I cittadini, che esprimono una rilevante domanda di servizi online nella sfera socio-sanitaria, faticano a trovare ciò che è disponibile, quando è disponibile. In questo senso, SPID e “Italia.it” potrebbero rappresentare la soluzione, ma valgono le considerazioni esposte precedentemente: AgID deve ripensare il suo approccio nei confronti degli enti territoriali e dei fornitori di soluzioni IT per la Sanità che – nel bene e nel male – rappresentano comunque una condizione di “gatekeeping” non indifferente.

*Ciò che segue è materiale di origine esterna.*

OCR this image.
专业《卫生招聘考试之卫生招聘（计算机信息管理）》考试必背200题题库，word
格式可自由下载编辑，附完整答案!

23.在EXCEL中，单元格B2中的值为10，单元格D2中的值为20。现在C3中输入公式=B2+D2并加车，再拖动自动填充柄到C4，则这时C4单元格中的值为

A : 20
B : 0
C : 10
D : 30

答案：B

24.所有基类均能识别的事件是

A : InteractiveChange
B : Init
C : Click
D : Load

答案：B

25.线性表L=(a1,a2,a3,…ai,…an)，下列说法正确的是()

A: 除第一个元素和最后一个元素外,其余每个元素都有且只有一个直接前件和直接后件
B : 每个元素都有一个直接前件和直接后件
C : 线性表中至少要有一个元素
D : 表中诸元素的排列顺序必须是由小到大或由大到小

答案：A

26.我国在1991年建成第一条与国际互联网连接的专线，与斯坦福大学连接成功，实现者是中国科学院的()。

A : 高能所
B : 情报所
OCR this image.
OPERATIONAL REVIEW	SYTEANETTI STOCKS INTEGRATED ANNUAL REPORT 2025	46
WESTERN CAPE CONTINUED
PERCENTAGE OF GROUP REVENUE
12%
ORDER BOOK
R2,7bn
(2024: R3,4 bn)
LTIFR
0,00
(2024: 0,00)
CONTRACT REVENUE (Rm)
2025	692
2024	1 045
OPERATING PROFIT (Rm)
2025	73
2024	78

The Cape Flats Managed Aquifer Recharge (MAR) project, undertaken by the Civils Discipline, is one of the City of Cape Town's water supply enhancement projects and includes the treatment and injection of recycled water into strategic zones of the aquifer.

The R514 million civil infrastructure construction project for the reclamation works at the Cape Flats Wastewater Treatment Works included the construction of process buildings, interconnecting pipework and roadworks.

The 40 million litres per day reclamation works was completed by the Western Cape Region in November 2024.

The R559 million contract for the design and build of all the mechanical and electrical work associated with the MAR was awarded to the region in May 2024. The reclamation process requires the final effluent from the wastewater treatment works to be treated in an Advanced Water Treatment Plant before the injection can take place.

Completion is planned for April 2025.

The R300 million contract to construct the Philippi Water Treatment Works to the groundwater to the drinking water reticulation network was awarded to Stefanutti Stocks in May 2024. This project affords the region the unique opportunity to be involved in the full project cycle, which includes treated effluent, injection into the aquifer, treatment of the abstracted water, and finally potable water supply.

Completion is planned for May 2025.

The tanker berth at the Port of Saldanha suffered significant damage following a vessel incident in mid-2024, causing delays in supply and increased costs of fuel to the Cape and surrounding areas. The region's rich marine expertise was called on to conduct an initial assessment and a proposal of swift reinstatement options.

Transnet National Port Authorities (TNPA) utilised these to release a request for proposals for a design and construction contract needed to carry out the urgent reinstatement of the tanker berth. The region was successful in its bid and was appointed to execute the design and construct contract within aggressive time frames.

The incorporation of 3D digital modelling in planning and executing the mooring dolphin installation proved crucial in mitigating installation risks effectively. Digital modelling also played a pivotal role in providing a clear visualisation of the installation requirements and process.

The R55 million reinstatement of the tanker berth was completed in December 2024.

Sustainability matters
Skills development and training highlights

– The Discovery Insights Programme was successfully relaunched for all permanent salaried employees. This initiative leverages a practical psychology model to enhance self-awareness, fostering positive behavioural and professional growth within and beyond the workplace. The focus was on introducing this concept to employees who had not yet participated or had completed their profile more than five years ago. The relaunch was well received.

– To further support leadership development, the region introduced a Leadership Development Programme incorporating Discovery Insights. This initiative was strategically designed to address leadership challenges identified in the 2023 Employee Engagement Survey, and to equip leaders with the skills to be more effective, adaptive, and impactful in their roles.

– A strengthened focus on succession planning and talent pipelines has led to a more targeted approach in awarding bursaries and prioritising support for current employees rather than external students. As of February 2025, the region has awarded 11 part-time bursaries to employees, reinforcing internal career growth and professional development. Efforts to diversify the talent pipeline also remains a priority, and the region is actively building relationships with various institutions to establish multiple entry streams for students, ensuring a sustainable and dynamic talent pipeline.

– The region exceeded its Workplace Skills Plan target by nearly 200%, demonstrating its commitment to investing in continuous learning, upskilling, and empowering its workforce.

Soprattutto, manca un “linguaggio comune” fra tecnologi, amministrativisti e operatori sanitari: tutte le esperienze internazionali di successo dimostrano come praticamente l’unico driver della digital transformation in Sanità siano i medici (medici di famiglia, ma soprattutto ospedalieri) e il personale infermieristico. Se lo vogliono loro, succede tutto.
“Loro”, nello specifico italiano, lo vorrebbero pure: quella che manca è la comprensione reciproca. E – in larga misura – la capacità dei vendor di proporre soluzioni progettate “insieme” ai medici.
Sarà un caso, ma soprattutto in Italia praticamente nessuno dei manager dei principali vendor specializzati in healthcare è un medico. Cosa invece molto frequente in tutto il resto del mondo.

Per concludere

Chi scrive queste note non ama parlare di bicchieri mezzi vuoti o mezzi pieni, quando si prova a tirare le somme.
Nello specifico, diciamo che il bicchiere è troppo piccolo: le risorse che la Sanità sta dedicando alla sua digitalizzazione sono irrisorie e insufficienti, e sino a quando non raddoppieranno (come minimo!) sarà molto difficile portare a casa il risultato.
Questo enunciato va a collidere con la spending review?
Assolutamente no: razionalizzare l’esistente è il punto di partenza obbligato. E le ulteriori risorse necessarie le andremo a raccogliere lavorando alla reingegnerizzazione dei processi di erogazione delle prestazioni del SSN.
Spendere di più nel digitale, per efficientare il sistema.
Un film già visto in mezzo mondo: sciocco non copiare.